Заволокин сложит брюки стрелочка к стрелочке – и под палатку, чтобы наутро штанины были со стрелками. Холодно, дожди, комары, Саша норовил в избу попроситься – спать в тепле. Какая-нибудь старуха да сжалится:
– Я вас пустила почему? – вздыхала одна сердобольно. – Вон на того посмотрела (на Сашу) – стоит, дрожит, ноги у него совсем запрутили.
Деревни встречались и в пять домов, и в три дома покосившихся, иногда на сотни километров кругом ни души, а в покинутой деревне живет – доживает свой век – древняя Меланья.
– Да как же вы тут живете?
– Живу. Он со мной.
– Это кто – он?
– Ну, – она отвечает уклончиво.
Ни слова жалобы:
– Всё у меня есть. Дров сколько хочешь – заборы, избы. Воды целое озеро, снег топлю. Студенты мою пенсию получат, из города муку привезут.
– А не страшно?
– Что страшно? – она отвечает. – Лихой человек сюда не придет, звери тоже не забредают – скота нет. Звали меня в Каргополь в дом престарелых. А мне зачем? Дадут железную койку, утеснят.
Муж Зои Ивановны, врач Леонид Болеславович, осмотрит Меланью, послушает фонендоскопом сердце, легкие, смеряет давление, поделится лекарствами.
А та ему:
– Мне уж не надо. Последнюю зиму живу. Недавно брата звала попрощаться.
– Что ж вы тут делаете долгими днями и вечерами?

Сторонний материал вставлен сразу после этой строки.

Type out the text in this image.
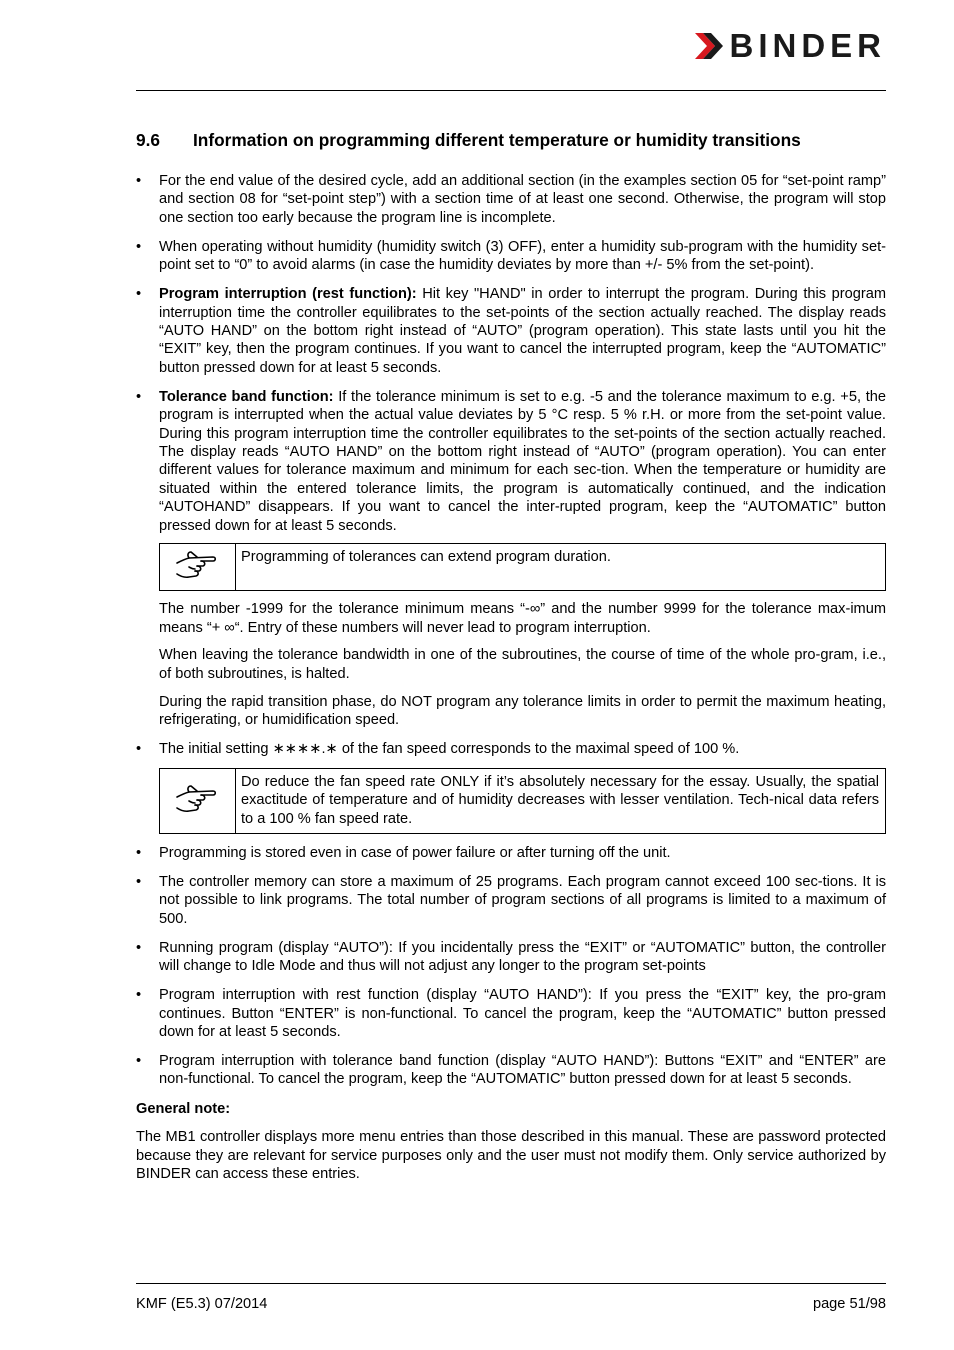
BINDER
9.6	Information on programming different temperature or humidity transitions
• For the end value of the desired cycle, add an additional section (in the examples section 05 for “set-point ramp” and section 08 for “set-point step”) with a section time of at least one second. Otherwise, the program will stop one section too early because the program line is incomplete.
• When operating without humidity (humidity switch (3) OFF), enter a humidity sub-program with the humidity set-point set to “0” to avoid alarms (in case the humidity deviates by more than +/- 5% from the set-point).
• Program interruption (rest function): Hit key "HAND" in order to interrupt the program. During this program interruption time the controller equilibrates to the set-points of the section actually reached. The display reads “AUTO HAND” on the bottom right instead of “AUTO” (program operation). This state lasts until you hit the “EXIT” key, then the program continues. If you want to cancel the interrupted program, keep the “AUTOMATIC” button pressed down for at least 5 seconds.
• Tolerance band function: If the tolerance minimum is set to e.g. -5 and the tolerance maximum to e.g. +5, the program is interrupted when the actual value deviates by 5 °C resp. 5 % r.H. or more from the set-point value. During this program interruption time the controller equilibrates to the set-points of the section actually reached. The display reads “AUTO HAND” on the bottom right instead of “AUTO” (program operation). You can enter different values for tolerance maximum and minimum for each sec-tion. When the temperature or humidity are situated within the entered tolerance limits, the program is automatically continued, and the indication “AUTOHAND” disappears. If you want to cancel the inter-rupted program, keep the “AUTOMATIC” button pressed down for at least 5 seconds.
Programming of tolerances can extend program duration.
The number -1999 for the tolerance minimum means “-∞” and the number 9999 for the tolerance max-imum means “+ ∞“. Entry of these numbers will never lead to program interruption.
When leaving the tolerance bandwidth in one of the subroutines, the course of time of the whole pro-gram, i.e., of both subroutines, is halted.
During the rapid transition phase, do NOT program any tolerance limits in order to permit the maximum heating, refrigerating, or humidification speed.
• The initial setting ∗∗∗∗.∗ of the fan speed corresponds to the maximal speed of 100 %.
Do reduce the fan speed rate ONLY if it’s absolutely necessary for the essay. Usually, the spatial exactitude of temperature and of humidity decreases with lesser ventilation. Tech-nical data refers to a 100 % fan speed rate.
• Programming is stored even in case of power failure or after turning off the unit.
• The controller memory can store a maximum of 25 programs. Each program cannot exceed 100 sec-tions. It is not possible to link programs. The total number of program sections of all programs is limited to a maximum of 500.
• Running program (display “AUTO”): If you incidentally press the “EXIT” or “AUTOMATIC” button, the controller will change to Idle Mode and thus will not adjust any longer to the program set-points
• Program interruption with rest function (display “AUTO HAND”): If you press the “EXIT” key, the pro-gram continues. Button “ENTER” is non-functional. To cancel the program, keep the “AUTOMATIC” button pressed down for at least 5 seconds.
• Program interruption with tolerance band function (display “AUTO HAND”): Buttons “EXIT” and “ENTER” are non-functional. To cancel the program, keep the “AUTOMATIC” button pressed down for at least 5 seconds.
General note:
The MB1 controller displays more menu entries than those described in this manual. These are password protected because they are relevant for service purposes only and the user must not modify them. Only service authorized by BINDER can access these entries.
KMF (E5.3) 07/2014	page 51/98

– Молодость вспоминаю, родителей. С ним разговариваю…
В деревне Гринёве жила мастерица глиняной каргопольской игрушки Бабкина. Ее даже в институтах изучали, сравнивали с художником Пабло Пикассо. То у этой Бабкиной “голубой период”, то “розовый”. Когда ее спросили, откуда такие французские периоды, ответила: “Какие краски были, такими и мазала!”
– Пришли мы в Гринёво, – рассказывает Зоя Ивановна, – а Бабкиной нет. Соседи говорят: “Она зимой осталась одна, стала замерзать. На счастье внук приехал, а у нее уже и ухи отмерзли…”
Двигались от шедевра к шедевру. Монастыри, церкви – обязательно сядут и зарисуют. Умеют, не умеют – у всех альбомчики, краски, карандаши. Саша рисовал лучше всех. Выискивали иконы, церковную, деревенскую утварь. “Старье” никому не нужное, пропадавшее ни за понюшку табаку. Глиняными черепками, донышками, горлышками, подсвечниками набивали рюкзаки.